It's no longer new or odd for enterprises to use the cloud. The cloud is now a reliable workhorse, and it brings a great deal of value to the business.
A recent Verizon report shows what everyone already knows: Use of the cloud is no longer new or specialized; it's become a solid part of our IT arsenal that most enterprises have already established as a core resource.
If the cloud is not so strange anymore, why isn't everyone doing it? The use of public cloud makes up less than 2 or 3 percent of total enterprise workloads, the major analyst firms concur.
Some enterprises are still holding out on the move to the public cloud by citing security, control, and regulatory rationales. But many of them are starting the transition with a private cloud or two. They're not counted in the analyst figures.
A much bigger undercount involves so-called shadow IT, where employees and even entire departments have bought into public cloud computing. They have SaaS or IaaS cloud assets that will eventually find their way back into corporate IT, which will reluctantly accept the use of public cloud resources. This has already occurred at most Global 2000 companies. But until these unofficial deployments work their way back to IT, these public cloud uses aren't counted either in analyst stats.
Those unofficial deployments will help corporate IT see that the sky doesn't fall when users deploy the public cloud. Indeed, agility goes up and costs drop.
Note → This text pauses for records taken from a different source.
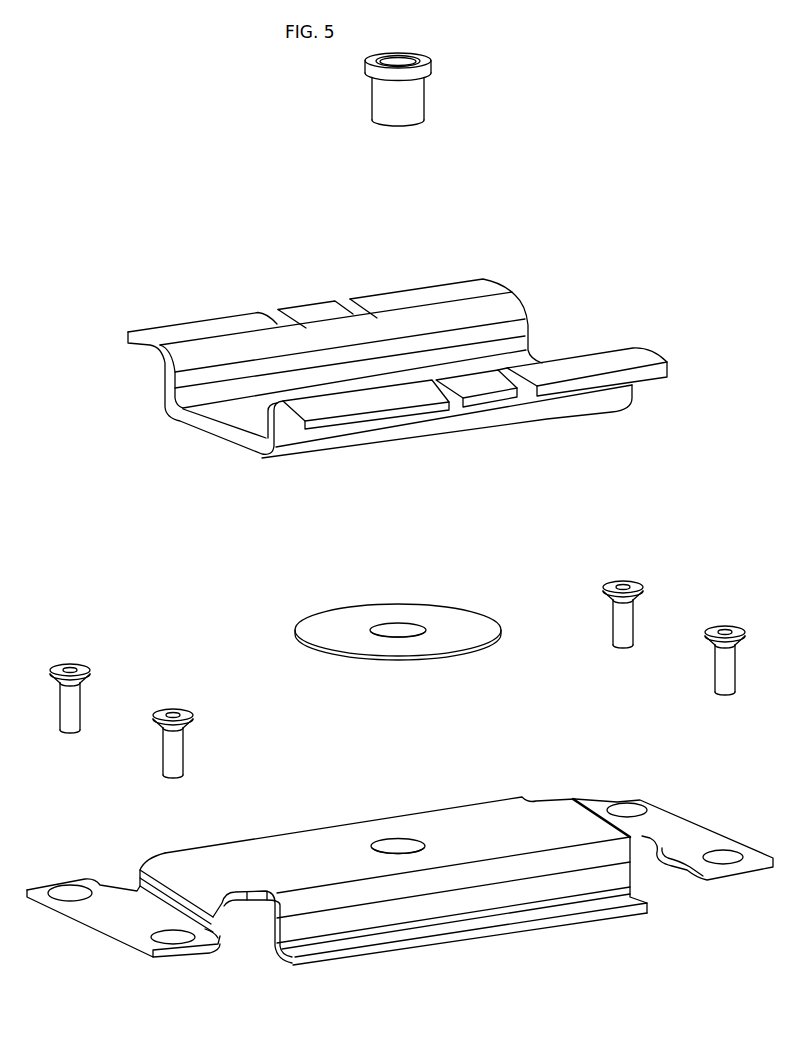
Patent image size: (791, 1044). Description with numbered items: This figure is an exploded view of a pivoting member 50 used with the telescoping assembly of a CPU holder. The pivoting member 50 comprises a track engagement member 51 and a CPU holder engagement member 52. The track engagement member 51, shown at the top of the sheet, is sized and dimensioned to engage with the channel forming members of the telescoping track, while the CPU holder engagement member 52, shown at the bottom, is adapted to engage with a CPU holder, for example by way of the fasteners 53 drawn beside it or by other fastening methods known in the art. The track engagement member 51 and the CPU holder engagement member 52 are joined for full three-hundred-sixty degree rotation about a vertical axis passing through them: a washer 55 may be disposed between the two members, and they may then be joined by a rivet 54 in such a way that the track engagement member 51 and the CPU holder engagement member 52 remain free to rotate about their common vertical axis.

The pivoting member 50 is at (153, 232).
The track engagement member 51 is at (502, 312).
The CPU holder engagement member 52 is at (472, 828).
The fasteners 53 is at (630, 617).
The rivet 54 is at (405, 100).
The washer 55 is at (340, 630).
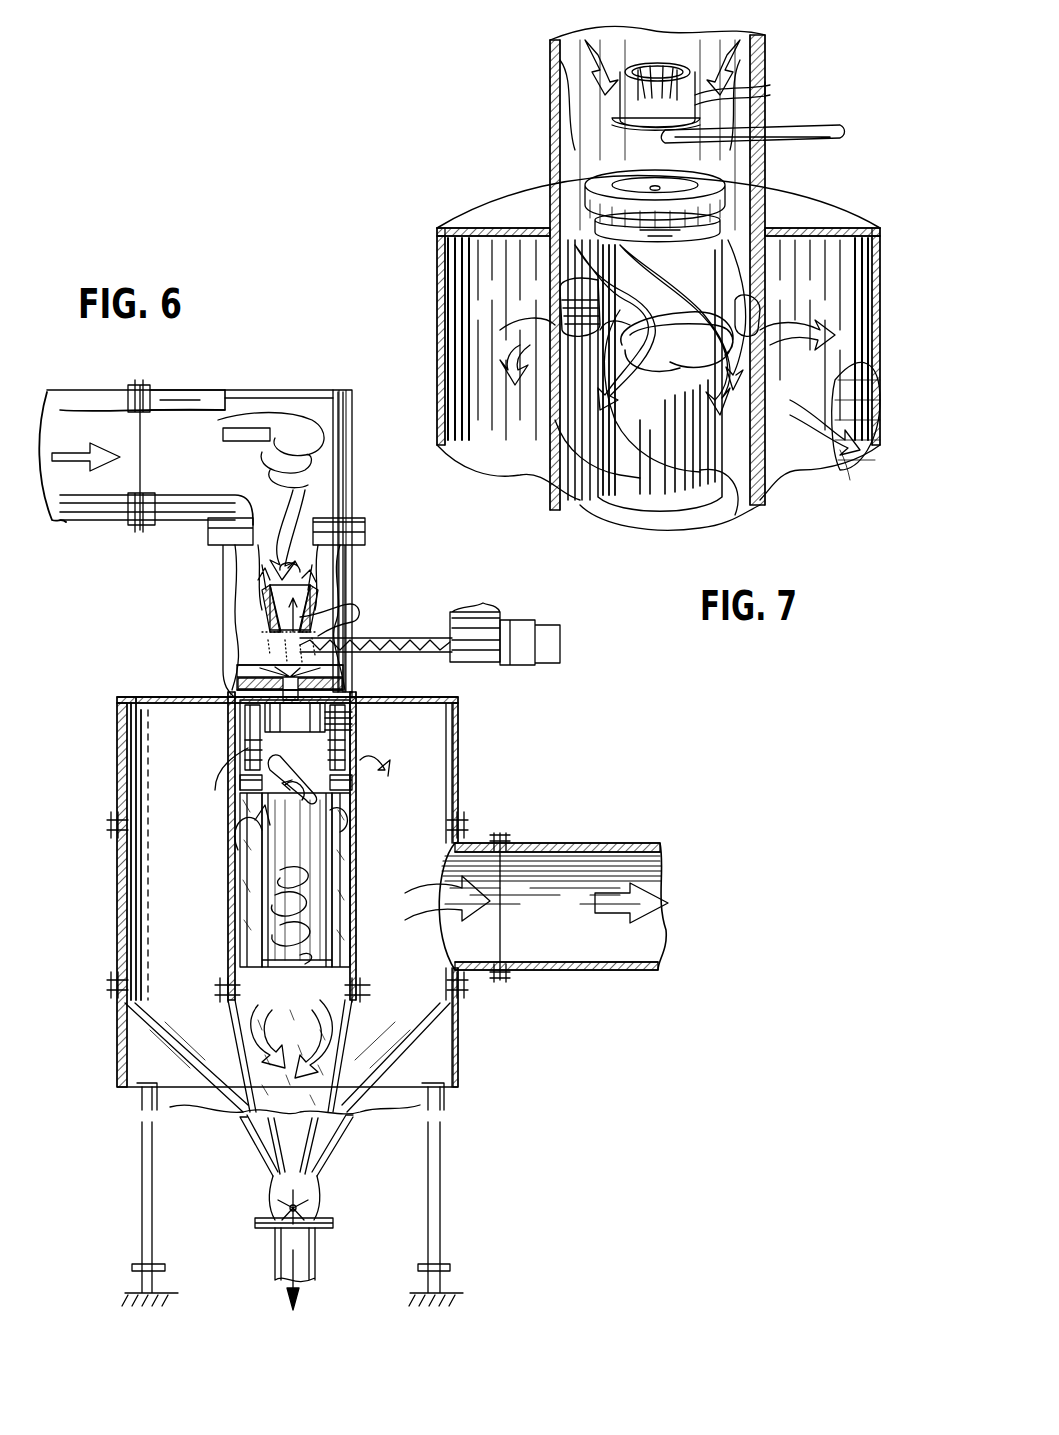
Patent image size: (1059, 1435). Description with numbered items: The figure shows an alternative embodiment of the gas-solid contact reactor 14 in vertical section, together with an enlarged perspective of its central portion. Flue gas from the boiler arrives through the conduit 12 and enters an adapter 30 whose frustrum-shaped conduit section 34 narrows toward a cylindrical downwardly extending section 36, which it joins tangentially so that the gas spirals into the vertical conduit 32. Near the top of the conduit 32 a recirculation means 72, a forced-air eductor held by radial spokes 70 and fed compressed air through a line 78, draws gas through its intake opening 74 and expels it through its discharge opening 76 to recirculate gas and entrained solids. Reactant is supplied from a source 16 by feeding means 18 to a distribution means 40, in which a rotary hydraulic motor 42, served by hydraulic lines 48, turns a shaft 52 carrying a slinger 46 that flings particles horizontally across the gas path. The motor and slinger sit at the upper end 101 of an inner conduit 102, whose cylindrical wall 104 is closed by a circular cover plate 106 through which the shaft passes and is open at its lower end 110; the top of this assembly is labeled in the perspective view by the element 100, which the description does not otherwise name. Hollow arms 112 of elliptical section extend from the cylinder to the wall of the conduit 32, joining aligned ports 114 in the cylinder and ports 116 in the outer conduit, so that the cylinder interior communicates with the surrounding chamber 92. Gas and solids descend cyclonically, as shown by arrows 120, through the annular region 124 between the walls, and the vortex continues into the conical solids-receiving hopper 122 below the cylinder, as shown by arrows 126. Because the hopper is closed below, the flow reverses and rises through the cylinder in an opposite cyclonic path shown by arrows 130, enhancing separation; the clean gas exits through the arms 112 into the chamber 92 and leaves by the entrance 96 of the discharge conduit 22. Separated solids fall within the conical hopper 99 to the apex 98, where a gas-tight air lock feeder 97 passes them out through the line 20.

In FIG. 6, the flue gas conduit 12 is at (92, 398).
In FIG. 6, the reactor 14 is at (105, 812).
In FIG. 6, the source 16 is at (482, 628).
In FIG. 6, the feeding means 18 is at (437, 615).
In FIG. 7, the feeding means 18 is at (798, 130).
In FIG. 6, the line 20 is at (314, 1254).
In FIG. 6, the flue gas conduit 22 is at (612, 843).
In FIG. 7, the flue gas conduit 22 is at (862, 478).
In FIG. 6, the adapter 30 is at (357, 438).
In FIG. 6, the conduit 32 is at (358, 866).
In FIG. 7, the conduit 32 is at (548, 135).
In FIG. 6, the conduit section 34 is at (212, 398).
In FIG. 6, the conduit section 36 is at (350, 498).
In FIG. 6, the distribution means 40 is at (225, 716).
In FIG. 6, the rotary hydraulic motor 42 is at (282, 733).
In FIG. 6, the slinger 46 is at (348, 680).
In FIG. 7, the slinger 46 is at (597, 168).
In FIG. 6, the lines 48 is at (376, 705).
In FIG. 6, the shaft 52 is at (237, 697).
In FIG. 7, the shaft 52 is at (735, 210).
In FIG. 6, the radial spokes 70 is at (236, 598).
In FIG. 7, the radial spokes 70 is at (560, 115).
In FIG. 6, the recirculation means 72 is at (262, 612).
In FIG. 7, the recirculation means 72 is at (705, 92).
In FIG. 6, the intake opening 74 is at (285, 636).
In FIG. 6, the discharge opening 76 is at (305, 592).
In FIG. 7, the discharge opening 76 is at (660, 72).
In FIG. 6, the line 78 is at (340, 618).
In FIG. 6, the chamber 92 is at (140, 860).
In FIG. 7, the chamber 92 is at (440, 255).
In FIG. 6, the entrance 96 is at (455, 872).
In FIG. 7, the entrance 96 is at (852, 398).
In FIG. 6, the air lock feeder 97 is at (312, 1208).
In FIG. 6, the apex 98 is at (335, 1165).
In FIG. 6, the conical-shaped hopper 99 is at (435, 1058).
In FIG. 7, the top plate 100 is at (645, 228).
In FIG. 6, the upper end 101 is at (272, 720).
In FIG. 6, the conduit 102 is at (240, 892).
In FIG. 7, the conduit 102 is at (640, 465).
In FIG. 6, the cylindrical wall 104 is at (332, 886).
In FIG. 7, the cylindrical wall 104 is at (717, 425).
In FIG. 6, the circular cover plate 106 is at (360, 690).
In FIG. 7, the circular cover plate 106 is at (752, 225).
In FIG. 6, the lower end 110 is at (262, 1005).
In FIG. 7, the lower end 110 is at (682, 525).
In FIG. 6, the hollow arms 112 is at (248, 755).
In FIG. 7, the hollow arms 112 is at (560, 305).
In FIG. 6, the ports 114 is at (320, 790).
In FIG. 6, the ports 116 is at (228, 776).
In FIG. 7, the ports 116 is at (560, 368).
In FIG. 6, the arrows 120 is at (290, 430).
In FIG. 7, the arrows 120 is at (655, 250).
In FIG. 6, the solids-receiving hopper 122 is at (342, 1068).
In FIG. 6, the annular region 124 is at (243, 930).
In FIG. 7, the annular region 124 is at (575, 458).
In FIG. 6, the arrows 126 is at (338, 1045).
In FIG. 6, the arrows 130 is at (278, 935).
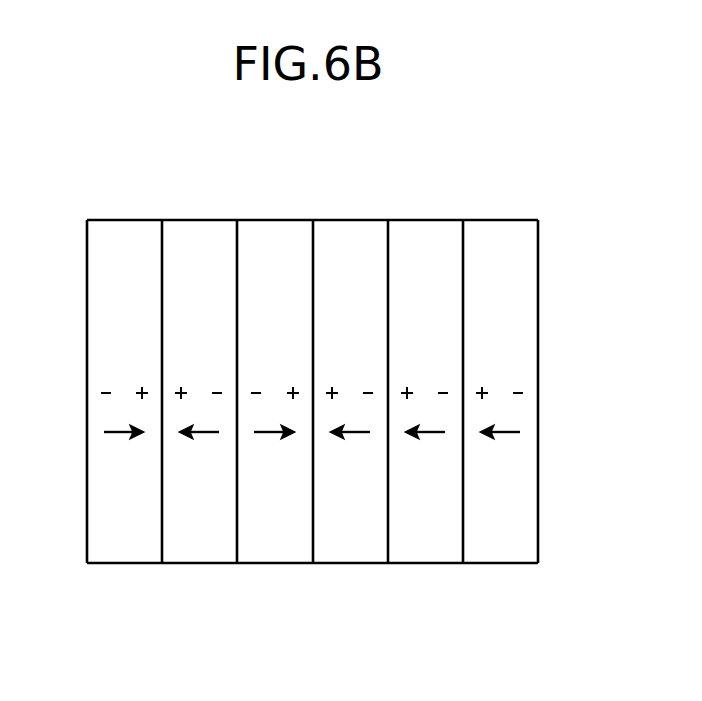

Moreover, if the right security approaches and technologies are applied, security actually improves.
This isn't the common wisdom these days, but as time passes and there are no major breaches, cloud will get redemption in the minds of many CIOs.
Don't let the analysts' tiny cloud-adoption stats fool you: Most enterprises are entering their sixth or seventh year using public cloud resources, officially or not. One day, the cloud will not only be accepted as a normal technology source but a resource that's as -- or perhaps more -- important to the enterprise as the corporate data center. That day can't come soon enough.